Cheney's not a pretty boy. He doesn't blow with the wind. When he speaks, he sounds like he's thought about what he's going to say before it comes out. What's not to like?
And Gus Bilirakis, a state legislator bidding to succeed his father in Congress, is happy to bask in the vice president's glow, pocketing $200,000 in campaign contributions from Cheney's two-hour visit to town late last month. "He's a dynamic leader," Tampa attorney Monica Lothrop gushes after Cheney's standard, hang-tough-against-terror speech. "It was just a thrill to be able to see him in person."
None of the Dem mantras count for squat if we lose the WoT. Health care, public services, social security will be doled out by the local holy man.
Four days earlier, the scenario was the same in Iowa, where Cheney raised campaign cash for two Republican congressional candidates. Ditto three days later in Alabama and Arkansas, where Cheney was raising money for two gubernatorial candidates. Five and half years into the Bush presidency, Cheney's image may have taken a beating overall but "he's still Elvis to a lot of the conservatives," says Marshall Wittmann, a Democratic Leadership Council analyst. "When he comes in, money and enthusiasm flow."
There's a certain segment of the populace that still respects grownups, that puts more emphasis on thinking than on feeling. That segment's the Cheney core...
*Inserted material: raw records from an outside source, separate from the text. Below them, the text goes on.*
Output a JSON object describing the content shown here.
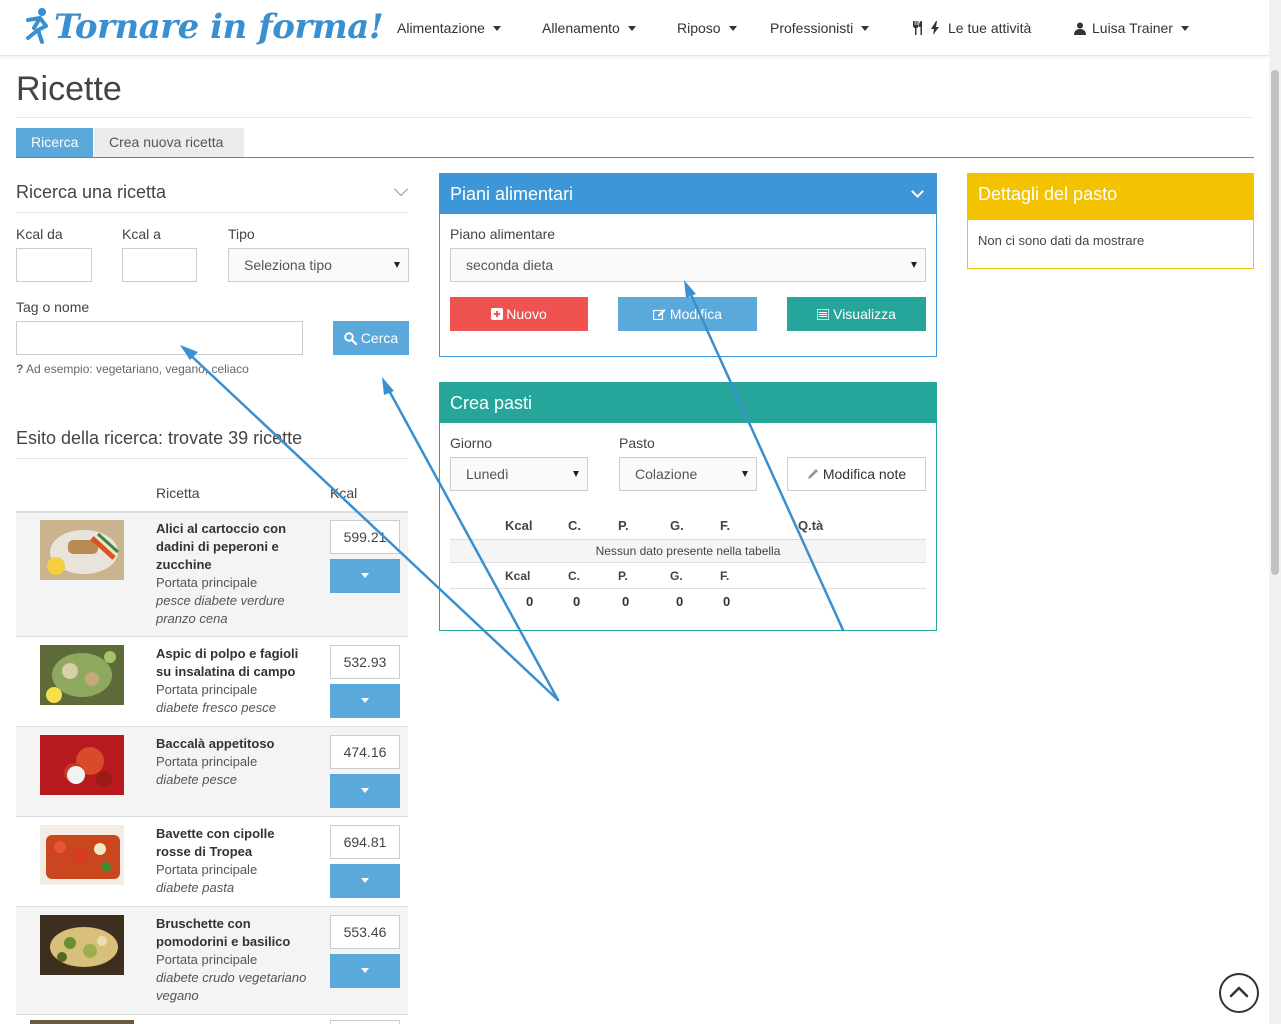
{
  "brand": {
    "name": "Tornare in forma!"
  },
  "nav": {
    "items": [
      {
        "label": "Alimentazione"
      },
      {
        "label": "Allenamento"
      },
      {
        "label": "Riposo"
      },
      {
        "label": "Professionisti"
      },
      {
        "label": "Le tue attività"
      },
      {
        "label": "Luisa Trainer"
      }
    ]
  },
  "page": {
    "title": "Ricette"
  },
  "tabs": [
    {
      "label": "Ricerca"
    },
    {
      "label": "Crea nuova ricetta"
    }
  ],
  "search": {
    "heading": "Ricerca una ricetta",
    "kcal_from_label": "Kcal da",
    "kcal_to_label": "Kcal a",
    "type_label": "Tipo",
    "type_value": "Seleziona tipo",
    "tag_label": "Tag o nome",
    "search_button": "Cerca",
    "hint_mark": "?",
    "hint": "Ad esempio: vegetariano, vegano, celiaco"
  },
  "results": {
    "heading": "Esito della ricerca: trovate 39 ricette",
    "col_recipe": "Ricetta",
    "col_kcal": "Kcal",
    "rows": [
      {
        "name": "Alici al cartoccio con dadini di peperoni e zucchine",
        "category": "Portata principale",
        "tags": "pesce diabete verdure pranzo cena",
        "kcal": "599.21"
      },
      {
        "name": "Aspic di polpo e fagioli su insalatina di campo",
        "category": "Portata principale",
        "tags": "diabete fresco pesce",
        "kcal": "532.93"
      },
      {
        "name": "Baccalà appetitoso",
        "category": "Portata principale",
        "tags": "diabete pesce",
        "kcal": "474.16"
      },
      {
        "name": "Bavette con cipolle rosse di Tropea",
        "category": "Portata principale",
        "tags": "diabete pasta",
        "kcal": "694.81"
      },
      {
        "name": "Bruschette con pomodorini e basilico",
        "category": "Portata principale",
        "tags": "diabete crudo vegetariano vegano",
        "kcal": "553.46"
      }
    ]
  },
  "meal_plans": {
    "title": "Piani alimentari",
    "plan_label": "Piano alimentare",
    "plan_value": "seconda dieta",
    "btn_new": "Nuovo",
    "btn_edit": "Modifica",
    "btn_view": "Visualizza"
  },
  "create_meals": {
    "title": "Crea pasti",
    "day_label": "Giorno",
    "day_value": "Lunedì",
    "meal_label": "Pasto",
    "meal_value": "Colazione",
    "notes_button": "Modifica note",
    "columns": [
      "Kcal",
      "C.",
      "P.",
      "G.",
      "F.",
      "Q.tà"
    ],
    "empty_message": "Nessun dato presente nella tabella",
    "totals_columns": [
      "Kcal",
      "C.",
      "P.",
      "G.",
      "F."
    ],
    "totals_values": [
      "0",
      "0",
      "0",
      "0",
      "0"
    ]
  },
  "meal_details": {
    "title": "Dettagli del pasto",
    "empty": "Non ci sono dati da mostrare"
  },
  "colors": {
    "primary": "#3a8fd0",
    "light_blue": "#5ba8db",
    "danger": "#ef5350",
    "teal": "#26a69a",
    "panel_blue": "#3d96d8",
    "yellow": "#f3c200"
  },
  "icons": [
    "cutlery-icon",
    "bolt-icon",
    "user-icon",
    "search-icon",
    "plus-square-icon",
    "edit-icon",
    "list-icon",
    "pencil-icon",
    "chevron-up-icon"
  ]
}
Cheney, always a stalwart campaigner for the party, is outpacing his schedule from the 2002 midterm elections. He has logged 80 fundraisers so far this election cycle, bringing in more than $24 million, with the heaviest campaign travel still to come. By comparison, he logged 106 fundraisers for all of 2001-2002. Democrats hope the strategy backfires, and they're working harder to use Cheney's visits against the Republicans. "There's nothing that riles the Democrats up more than Cheney," says Democratic consultant Jenny Backus. Cheney is one of the top two or three "bad guys" that Democrats use in direct mail appeals to rally base voters and raise money, she said. "Just like the Republicans used to use Ted Kennedy," she said, "the Democrats are now using Cheney."
That's only fair. Both are emblematic of their parties. Advantage: Republicans, since Cheney's got a much lower corpse count...
And come this fall, when both parties bid for swing voters in the middle of the political spectrum, look for some Democratic candidates to churn out campaign ads tying their GOP opponents to the vice president in hopes that dissatisfaction with the Bush administration will rub off. A recent Fox News/Opinion Dynamics poll, for example, found that 55 percent of independents said they were less likely to vote for a candidate for whom President Bush had campaigned, compared with 7 percent who were more likely to vote for a candidate for whom Bush had campaigned. Cheney's favorability ratings are even lower than Bush's. Cheney may bring in a lot of cash, says Democratic consultant Dane Strother, but "the problem is that when he races through town, he leaves a stack of headlines. And come mid-October, you tie the Republican candidate to the Bush-Cheney efforts and, boom, there are the headlines and the pictures."
Mid-October's not here yet, is it?
Republican consultant Charlie Black rejects the idea that any GOP candidate will pay a price for "guilt by association" with Cheney. "Some people would say that outside the base he's not popular but that's true for the president himself, so that's just part of the deal," Black said.